Kamu hingga kini belum juga paham dari kata “kamu”, “cinta” dan “sayang” yang aku ucapkan adalah selalu tertuju padamu.
Kamu hingga kini belum juga mengerti dari sikap dingin dan sinisnya aku saat kamu terlihat memperhatikannya. aku cemburu…. aku meringkih. Ku mohon jangan biarkan pesonamu terus terpendar. Cukup! Cukup menjadi kamu yang seperti ini saja sudah membuatku mabuk kepayang.

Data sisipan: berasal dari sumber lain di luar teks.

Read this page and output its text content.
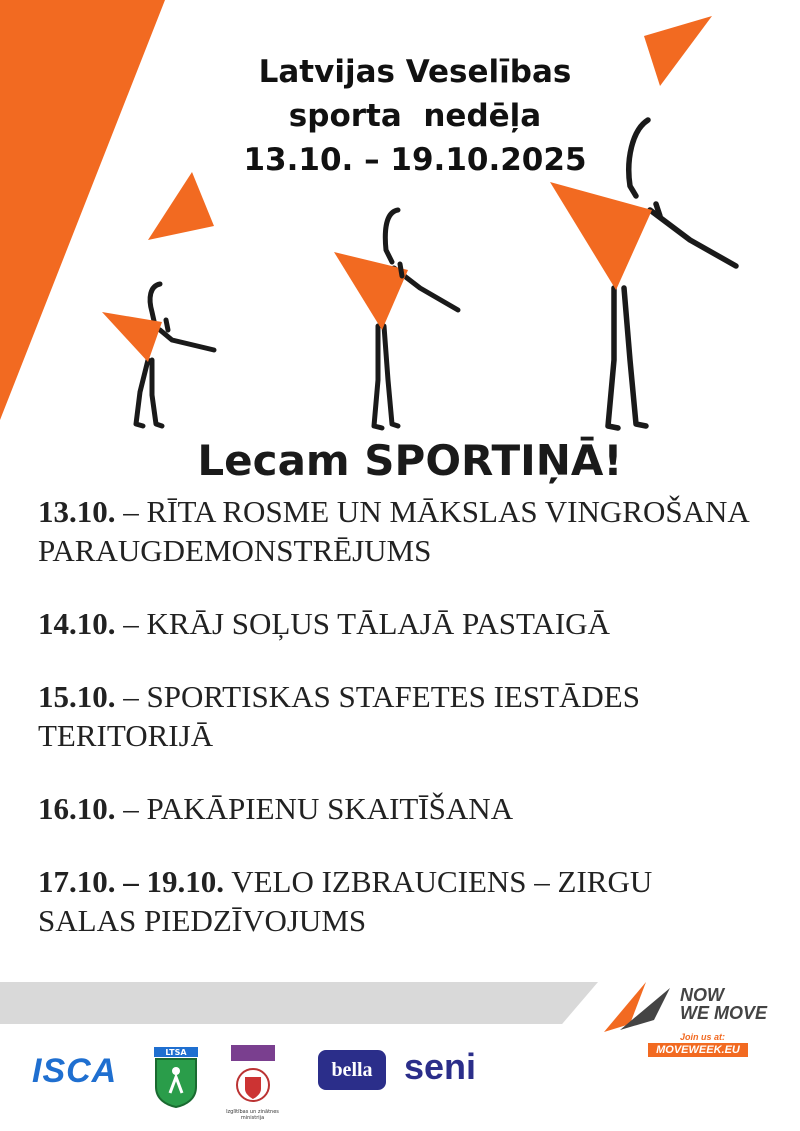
Latvijas Veselības
sporta  nedēļa
13.10. – 19.10.2025
Lecam SPORTIŅĀ!
13.10. – RĪTA ROSME UN MĀKSLAS VINGROŠANA PARAUGDEMONSTRĒJUMS
14.10. – KRĀJ SOĻUS TĀLAJĀ PASTAIGĀ
15.10. – SPORTISKAS STAFETES IESTĀDES TERITORIJĀ
16.10. – PAKĀPIENU SKAITĪŠANA
17.10. – 19.10. VELO IZBRAUCIENS – ZIRGU SALAS PIEDZĪVOJUMS
NOW
WE MOVE
Join us at:
MOVEWEEK.EU
ISCA	LTSA
Izglītības un zinātnes ministrija
bella seni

Sekarang aku mengerti dibalik senyumnya kamu, tawanya kamu adalah nyata bahwa kamu sedang jatuh hati. Kamu sedang jatuh hati tetapi bukan pada hatiku. Memang tak pantas aku mengatakan ini… tapi sungguh aku rela… jika mencintai dia adalah bahagia kamu. Biarlah aku disini menangis bahagia akan kemesraan kalian berdua. Biarlah aku merintih perih hingga tuhan memerintahkan waktu berhenti dan menjadikan hati kita sama-sama dipenuhi oleh cinta yang bertasbih.